For reference, the operations of network node (e.g. AMF, SMF, UPF, PCF, AUSF, etc.) or base station (e.g. NG-RAN, gNB, eNB, etc.) described in the present disclosure of the present specification may be implemented by the devices of FIGS. 1 to 3 which will be described below. For example, the network node or the base station may be the first device 100a or the second device 100b of FIG. 1. For example, the operation of the network node or the base station described in the present disclosure of the present specification may be processed by one or more processors 102 or 202. The operation of the network node or the base station described in the present disclosure of the present specification may be stored in one or more memories 104 or 204 in the form of an instruction/program (e.g., instruction and executable code) executable by the one or more processors 102 or 202. The one or more processors 102 or 202 may control the one or more memories 104 or 204 and one or more transceivers 106 or 206 and execute instructions/programs stored in the one or more memories 104 or 204 to perform the operation of the network node or the base station described in the present disclosure of the present specification.

In addition, the instructions for performing the operation of the NTN network described in the present disclosure of the present specification may be stored in a non-volatile (or non-transitory) computer-readable storage medium. The storage medium may be included in the one or more memories 104 or 204. In addition, the instructions recorded in the storage medium may be executed by the one or more processors 102 or 202 to perform the operation of the NTN network described in the present disclosure of the present specification.

Although preferred embodiments have been described above, the present disclosure of the present specification is not limited to such specific embodiments and thus can be modified, changed, or improved in various manners within the spirt of the present disclosure of the present specification and the scope of the clams.

Although methods are described as a series of steps or blocks based on a flowchart in the exemplary system described above, they are not limited to the order of the described steps, and some steps may occur in a different order or simultaneously with other steps as described above. In addition, those skilled in the art will understand that the steps shown in the flowchart are not exclusive, and that other steps may be included or that one or more steps of a flowchart may be deleted without affecting the scope of rights.
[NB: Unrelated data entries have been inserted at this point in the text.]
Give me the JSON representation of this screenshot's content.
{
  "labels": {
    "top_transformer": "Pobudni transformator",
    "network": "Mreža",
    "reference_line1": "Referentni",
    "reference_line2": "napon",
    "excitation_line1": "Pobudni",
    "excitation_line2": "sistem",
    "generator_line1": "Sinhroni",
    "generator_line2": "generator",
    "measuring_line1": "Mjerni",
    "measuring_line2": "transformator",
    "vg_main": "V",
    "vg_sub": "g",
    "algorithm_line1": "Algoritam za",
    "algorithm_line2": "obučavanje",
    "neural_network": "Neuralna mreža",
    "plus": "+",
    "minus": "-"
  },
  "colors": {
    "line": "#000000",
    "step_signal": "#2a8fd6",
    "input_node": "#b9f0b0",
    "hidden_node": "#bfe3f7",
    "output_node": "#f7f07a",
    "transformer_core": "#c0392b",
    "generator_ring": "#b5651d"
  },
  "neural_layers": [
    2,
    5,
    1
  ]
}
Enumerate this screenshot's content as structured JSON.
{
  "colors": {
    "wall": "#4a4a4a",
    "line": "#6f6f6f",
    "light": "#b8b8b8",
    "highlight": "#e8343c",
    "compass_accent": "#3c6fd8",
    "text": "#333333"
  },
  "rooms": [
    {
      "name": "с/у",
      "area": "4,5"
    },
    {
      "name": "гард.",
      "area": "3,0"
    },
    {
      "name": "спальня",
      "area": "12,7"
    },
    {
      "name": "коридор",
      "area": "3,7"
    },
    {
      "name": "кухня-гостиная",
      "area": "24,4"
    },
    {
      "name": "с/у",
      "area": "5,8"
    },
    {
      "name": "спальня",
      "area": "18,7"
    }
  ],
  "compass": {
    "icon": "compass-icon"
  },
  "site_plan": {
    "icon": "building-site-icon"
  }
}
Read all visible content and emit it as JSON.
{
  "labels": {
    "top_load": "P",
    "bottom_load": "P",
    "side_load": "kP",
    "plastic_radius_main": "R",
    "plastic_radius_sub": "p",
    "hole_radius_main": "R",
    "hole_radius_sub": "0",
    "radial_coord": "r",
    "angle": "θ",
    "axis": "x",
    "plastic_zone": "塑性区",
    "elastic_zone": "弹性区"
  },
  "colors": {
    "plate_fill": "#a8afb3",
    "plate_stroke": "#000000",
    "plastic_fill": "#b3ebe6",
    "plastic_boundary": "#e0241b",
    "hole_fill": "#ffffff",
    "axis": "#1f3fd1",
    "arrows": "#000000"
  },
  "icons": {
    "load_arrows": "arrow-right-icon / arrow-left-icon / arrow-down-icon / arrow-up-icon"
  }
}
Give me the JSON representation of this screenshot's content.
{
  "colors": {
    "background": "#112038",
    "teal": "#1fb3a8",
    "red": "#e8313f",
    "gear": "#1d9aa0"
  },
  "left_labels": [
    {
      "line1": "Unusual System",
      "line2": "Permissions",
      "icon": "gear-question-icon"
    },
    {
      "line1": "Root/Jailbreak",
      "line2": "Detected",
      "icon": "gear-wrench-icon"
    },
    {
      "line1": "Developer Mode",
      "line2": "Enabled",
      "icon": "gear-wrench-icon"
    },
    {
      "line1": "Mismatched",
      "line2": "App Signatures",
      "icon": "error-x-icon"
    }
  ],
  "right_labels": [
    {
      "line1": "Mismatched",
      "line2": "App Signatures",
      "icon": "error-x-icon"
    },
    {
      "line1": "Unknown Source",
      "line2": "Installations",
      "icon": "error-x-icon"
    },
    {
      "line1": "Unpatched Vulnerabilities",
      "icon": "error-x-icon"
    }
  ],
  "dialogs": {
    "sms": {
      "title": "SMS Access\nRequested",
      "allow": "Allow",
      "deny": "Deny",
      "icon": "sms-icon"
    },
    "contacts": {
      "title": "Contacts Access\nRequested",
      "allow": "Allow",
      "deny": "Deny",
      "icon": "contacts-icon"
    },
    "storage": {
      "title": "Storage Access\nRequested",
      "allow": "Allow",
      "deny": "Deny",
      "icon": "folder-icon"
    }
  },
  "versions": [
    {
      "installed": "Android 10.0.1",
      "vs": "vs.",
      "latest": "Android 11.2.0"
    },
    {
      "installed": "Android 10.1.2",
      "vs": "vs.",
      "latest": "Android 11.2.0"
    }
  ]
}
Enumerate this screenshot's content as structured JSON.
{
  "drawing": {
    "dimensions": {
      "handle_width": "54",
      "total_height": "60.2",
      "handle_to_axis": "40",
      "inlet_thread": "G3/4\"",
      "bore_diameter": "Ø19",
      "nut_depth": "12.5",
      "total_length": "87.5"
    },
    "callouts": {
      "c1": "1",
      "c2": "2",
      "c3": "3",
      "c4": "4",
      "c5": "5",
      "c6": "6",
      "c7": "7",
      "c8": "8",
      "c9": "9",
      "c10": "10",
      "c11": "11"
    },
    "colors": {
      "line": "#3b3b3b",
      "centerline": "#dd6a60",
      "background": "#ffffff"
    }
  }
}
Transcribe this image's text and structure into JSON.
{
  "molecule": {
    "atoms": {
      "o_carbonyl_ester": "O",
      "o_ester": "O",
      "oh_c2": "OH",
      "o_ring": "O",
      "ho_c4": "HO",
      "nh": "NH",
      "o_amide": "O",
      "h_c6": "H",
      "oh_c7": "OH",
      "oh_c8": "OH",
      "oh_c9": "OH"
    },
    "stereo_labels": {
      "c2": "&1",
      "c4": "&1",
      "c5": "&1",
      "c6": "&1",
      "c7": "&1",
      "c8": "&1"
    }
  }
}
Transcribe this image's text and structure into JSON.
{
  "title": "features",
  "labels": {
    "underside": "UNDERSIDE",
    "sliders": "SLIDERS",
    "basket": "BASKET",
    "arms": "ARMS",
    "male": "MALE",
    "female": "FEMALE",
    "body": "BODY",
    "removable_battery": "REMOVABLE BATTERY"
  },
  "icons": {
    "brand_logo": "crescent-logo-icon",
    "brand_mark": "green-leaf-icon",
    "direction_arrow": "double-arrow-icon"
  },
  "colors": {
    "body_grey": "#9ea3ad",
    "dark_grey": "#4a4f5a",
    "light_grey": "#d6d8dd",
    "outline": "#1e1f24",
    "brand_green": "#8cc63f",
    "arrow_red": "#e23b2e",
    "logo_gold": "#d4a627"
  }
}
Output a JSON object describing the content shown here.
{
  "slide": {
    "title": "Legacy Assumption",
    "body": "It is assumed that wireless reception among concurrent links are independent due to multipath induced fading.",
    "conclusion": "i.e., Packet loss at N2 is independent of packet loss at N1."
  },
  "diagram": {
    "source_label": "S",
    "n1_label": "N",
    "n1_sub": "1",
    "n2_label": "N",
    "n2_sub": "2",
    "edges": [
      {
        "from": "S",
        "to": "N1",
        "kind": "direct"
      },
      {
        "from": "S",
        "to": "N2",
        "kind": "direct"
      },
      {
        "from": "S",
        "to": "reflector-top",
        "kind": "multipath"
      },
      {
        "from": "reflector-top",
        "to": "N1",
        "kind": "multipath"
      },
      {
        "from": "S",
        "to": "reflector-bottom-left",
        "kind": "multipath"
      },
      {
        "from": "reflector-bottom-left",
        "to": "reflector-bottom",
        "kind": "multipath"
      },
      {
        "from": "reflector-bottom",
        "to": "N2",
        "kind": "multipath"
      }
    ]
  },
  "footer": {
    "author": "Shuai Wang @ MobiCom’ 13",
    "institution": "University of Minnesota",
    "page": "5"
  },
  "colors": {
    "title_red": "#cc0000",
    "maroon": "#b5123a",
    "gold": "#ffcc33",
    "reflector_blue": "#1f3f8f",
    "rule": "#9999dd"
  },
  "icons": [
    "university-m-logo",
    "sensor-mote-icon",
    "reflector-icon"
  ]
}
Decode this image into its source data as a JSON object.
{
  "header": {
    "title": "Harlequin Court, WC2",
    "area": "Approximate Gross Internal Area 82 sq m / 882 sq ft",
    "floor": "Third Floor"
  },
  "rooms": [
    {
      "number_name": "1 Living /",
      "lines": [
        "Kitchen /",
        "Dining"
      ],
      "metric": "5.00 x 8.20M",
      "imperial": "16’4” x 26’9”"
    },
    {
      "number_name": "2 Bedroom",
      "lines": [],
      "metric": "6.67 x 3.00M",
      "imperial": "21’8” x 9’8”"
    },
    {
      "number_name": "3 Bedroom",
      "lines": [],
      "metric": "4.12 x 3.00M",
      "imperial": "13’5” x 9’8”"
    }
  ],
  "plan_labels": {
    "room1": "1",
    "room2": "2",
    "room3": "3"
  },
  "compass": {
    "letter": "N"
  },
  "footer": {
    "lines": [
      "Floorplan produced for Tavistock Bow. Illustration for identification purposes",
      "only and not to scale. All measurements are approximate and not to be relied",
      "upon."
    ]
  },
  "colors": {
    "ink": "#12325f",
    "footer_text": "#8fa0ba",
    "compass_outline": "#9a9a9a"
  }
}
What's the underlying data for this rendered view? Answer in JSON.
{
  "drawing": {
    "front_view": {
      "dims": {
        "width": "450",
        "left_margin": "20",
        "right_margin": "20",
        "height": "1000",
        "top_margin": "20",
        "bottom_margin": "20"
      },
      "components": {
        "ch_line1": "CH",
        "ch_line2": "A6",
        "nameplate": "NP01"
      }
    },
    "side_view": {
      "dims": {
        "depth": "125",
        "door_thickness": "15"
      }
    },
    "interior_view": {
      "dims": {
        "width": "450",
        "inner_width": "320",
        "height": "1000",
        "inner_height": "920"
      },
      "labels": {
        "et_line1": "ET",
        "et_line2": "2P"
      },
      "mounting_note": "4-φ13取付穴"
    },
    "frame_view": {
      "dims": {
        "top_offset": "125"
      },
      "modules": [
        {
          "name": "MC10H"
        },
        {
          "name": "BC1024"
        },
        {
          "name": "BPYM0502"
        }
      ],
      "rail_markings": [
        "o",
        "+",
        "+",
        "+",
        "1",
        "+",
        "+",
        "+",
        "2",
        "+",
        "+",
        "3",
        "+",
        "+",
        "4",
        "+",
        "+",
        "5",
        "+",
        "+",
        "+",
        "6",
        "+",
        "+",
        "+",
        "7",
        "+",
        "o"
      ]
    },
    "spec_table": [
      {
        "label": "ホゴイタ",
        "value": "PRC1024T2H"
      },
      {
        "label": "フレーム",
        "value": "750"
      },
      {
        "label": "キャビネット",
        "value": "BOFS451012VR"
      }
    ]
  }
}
The claims described herein may be combined in various ways. For example, the technical features of the method claims of the present disclosure of the present specification may be combined and implemented as an apparatus, and the technical features of the apparatus claims of the present disclosure of the present specification may be combined and implemented as a method. In addition, the technical features of the method claims of the present disclosure of the present specification and the technical features of the apparatus claims may be combined and implemented as an apparatus, and the technical features of the method claims of the present disclosure and the technical features of the apparatus claims may be combined and implemented as a method. Other implementations are within the scope of the following claims.